1583

Ratement et règlement de l’alpage de Thyon

Les bourgeois de Sion à l’alpage de Thyon

L’alpage de Thyon revêt une grande importance économique dans la région de Sion. En plus d’exploiter leurs forêts sur le Cône de Thyon, les bourgeois de Sion envoient aussi leur bétail pâturer dans les hauteurs, en respectant toutefois une procédure bien réglementée.

En 1583, un nouveau ratement de l’alpage de Thyon, aux lieux-dits « en Lestro de la Cachyeryz » et « en Lestro de la Larsy », a été établi. Il s’agit d’une liste, mise à jour, de la répartition des fonds ou droits d’alpage sur la montagne de Thyon entre les différents consorts – copropriétaires d’un alpage possédé et exploité en commun. Chacun d’eux possède en effet une certaine part, un fonds, autrement dit un certain nombre de droits consistant en cuillerées. L’unité de base, la cuillerée, équivaut à une demi-vache – étranges unités de mesure à nos yeux...mais qui se comprennent aisément, si l’on songe au principal produit de l’alpage! Pour alper une vache, il faut posséder un droit d’au moins deux cuillerées. Chacun, au prorata de ses droits, peut bénéficier de l’herbage, puis de fromages!

 

La liste énumère tous les consorts, en indiquant leur nom, leur filiation et leur époux, pour les femmes. Parfois, le propriétaire se révèle être un ensemble de plusieurs héritiers ou enfants. Ainsi, Catherina, fille de feu Petrus Gilliod, épouse du bourgeois de Sion Johannes Niclas, possède 5 cuillerées et demie et le tiers d’une autre cuillerée, « en Lestro de la Cachyeryz » et 16 cuillerées « en Lestro de la Larsy ».

A la suite du ratement, le 16 mai 1588, à Sion, sur le Grand Pont, les consorts de l’alpage de Thyon se réunissent en présence du notaire public Egidius Jossen alias Banmatter, lui-même bourgeois de Sion et propriétaire d’un droit précis de 8 cuillerées trois quarts. Tous les participants sont énumérés dans une longue liste, en commençant par les plus prestigieux: Petermandus de Platea, banneret du dizain de Sion, Johannes de Lovina, ancien châtelain de Sion et bien d’autres, y compris le mari de notre Catherina, Johannes Niclas. Ils établissent un règlement composé de 17 articles que tous les membres du consortage doivent désormais observer.

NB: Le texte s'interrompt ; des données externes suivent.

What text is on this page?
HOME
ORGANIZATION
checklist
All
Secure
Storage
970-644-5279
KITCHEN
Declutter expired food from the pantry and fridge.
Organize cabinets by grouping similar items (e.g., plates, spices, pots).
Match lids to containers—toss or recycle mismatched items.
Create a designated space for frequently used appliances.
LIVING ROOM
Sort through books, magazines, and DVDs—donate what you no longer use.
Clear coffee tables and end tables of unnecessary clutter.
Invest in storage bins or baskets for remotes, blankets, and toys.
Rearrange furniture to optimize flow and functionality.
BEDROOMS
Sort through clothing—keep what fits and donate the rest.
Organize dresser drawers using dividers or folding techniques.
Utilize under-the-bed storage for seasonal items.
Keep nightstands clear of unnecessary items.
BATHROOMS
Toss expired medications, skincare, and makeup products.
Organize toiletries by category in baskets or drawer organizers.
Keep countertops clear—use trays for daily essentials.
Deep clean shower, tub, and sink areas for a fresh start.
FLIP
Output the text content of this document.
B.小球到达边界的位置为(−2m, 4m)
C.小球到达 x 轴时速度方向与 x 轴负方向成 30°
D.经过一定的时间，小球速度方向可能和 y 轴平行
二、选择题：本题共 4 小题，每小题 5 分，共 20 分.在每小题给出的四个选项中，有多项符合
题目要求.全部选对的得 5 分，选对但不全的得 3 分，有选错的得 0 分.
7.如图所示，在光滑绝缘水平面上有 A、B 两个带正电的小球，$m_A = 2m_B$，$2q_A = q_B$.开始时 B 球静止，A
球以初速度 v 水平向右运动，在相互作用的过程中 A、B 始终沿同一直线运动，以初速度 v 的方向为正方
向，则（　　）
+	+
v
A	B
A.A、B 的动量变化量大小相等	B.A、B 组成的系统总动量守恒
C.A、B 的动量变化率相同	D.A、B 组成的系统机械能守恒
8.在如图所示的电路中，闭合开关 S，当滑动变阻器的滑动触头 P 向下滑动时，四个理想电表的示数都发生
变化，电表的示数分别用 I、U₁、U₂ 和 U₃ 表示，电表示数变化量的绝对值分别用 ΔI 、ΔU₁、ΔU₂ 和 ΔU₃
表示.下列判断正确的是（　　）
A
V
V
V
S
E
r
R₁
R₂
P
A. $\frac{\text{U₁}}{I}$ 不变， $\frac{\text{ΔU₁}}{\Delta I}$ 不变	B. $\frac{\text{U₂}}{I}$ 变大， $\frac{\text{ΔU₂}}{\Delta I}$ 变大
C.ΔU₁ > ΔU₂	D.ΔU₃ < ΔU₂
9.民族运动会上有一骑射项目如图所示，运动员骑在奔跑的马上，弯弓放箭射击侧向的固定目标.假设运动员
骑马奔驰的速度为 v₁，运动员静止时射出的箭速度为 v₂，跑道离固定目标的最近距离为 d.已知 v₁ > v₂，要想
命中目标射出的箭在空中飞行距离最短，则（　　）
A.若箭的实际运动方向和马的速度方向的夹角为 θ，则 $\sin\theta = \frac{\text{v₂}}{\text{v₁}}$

Le premier article prévoit qu’il faut posséder au minimum une cuillerée de droit d’alpage pour être considéré comme consort de l’alpage. Sont énumérées les conditions pour alper une vache, des veaux, des porcs – attention ceux-ci doivent être munis d’un anneau en fer dans les naseaux et il faut veiller à ce qu’ils ne dévastent pas l’alpage, sous peine d’une amende de 3 sous et d’une compensation selon l’importance des dommages causés, qui peut aller jusqu’à la privation des fromages! Les chevaux et les chèvres, en revanche, sont interdits. Chacun des consorts est tenu d’envoyer et de payer un ouvrier, à la mi-mai et jusqu’à la fin du mois, pour arracher les genévriers et les autres buissons indésirables que les vaches refusent de brouter. Enfin, le dernier article interdit de revendre les droits à autrui, si ce dernier n’est pas lui-même consort de l’alpage...n’entre pas qui veut dans un consortage d’alpage et les fonds sont un bien précieux!

La couverture en parchemin servant de protection à ce petit cahier de 18 feuillets de papier concerne une tout autre affaire…Le 18 mars 1543, à Sion, les frères Berthodi, bourgeois de Sion, sont réunis dans la maison du notaire Claudius de Vinea, également bourgeois de Sion. Johannes Berthodi reconnaît avoir reçu de son frère Stephanus, marchand, la somme de 500 florins petit poids de Savoie, chacun valant 12 gros, monnaie en usage à Sion. Cette somme correspond au prix de vente d’une maison, avec cave située en-dessous, dans le quartier de la Cuve. Il s’agit donc ici de la quittance complétant une vente, elle aussi passée le même jour par le même notaire. L’acte a été, par la suite, grossoyé par un autre notaire, Nicolaus de Casalibus, venu du diocèse de Genève, sans doute un scribe ou auxiliaire de Claudius de Vinea. Ce dernier a, malgré tout, ajouté sa propre signature avec paraphe, en bas à droite. Bel exemple de collaboration entre frères et entre notaires!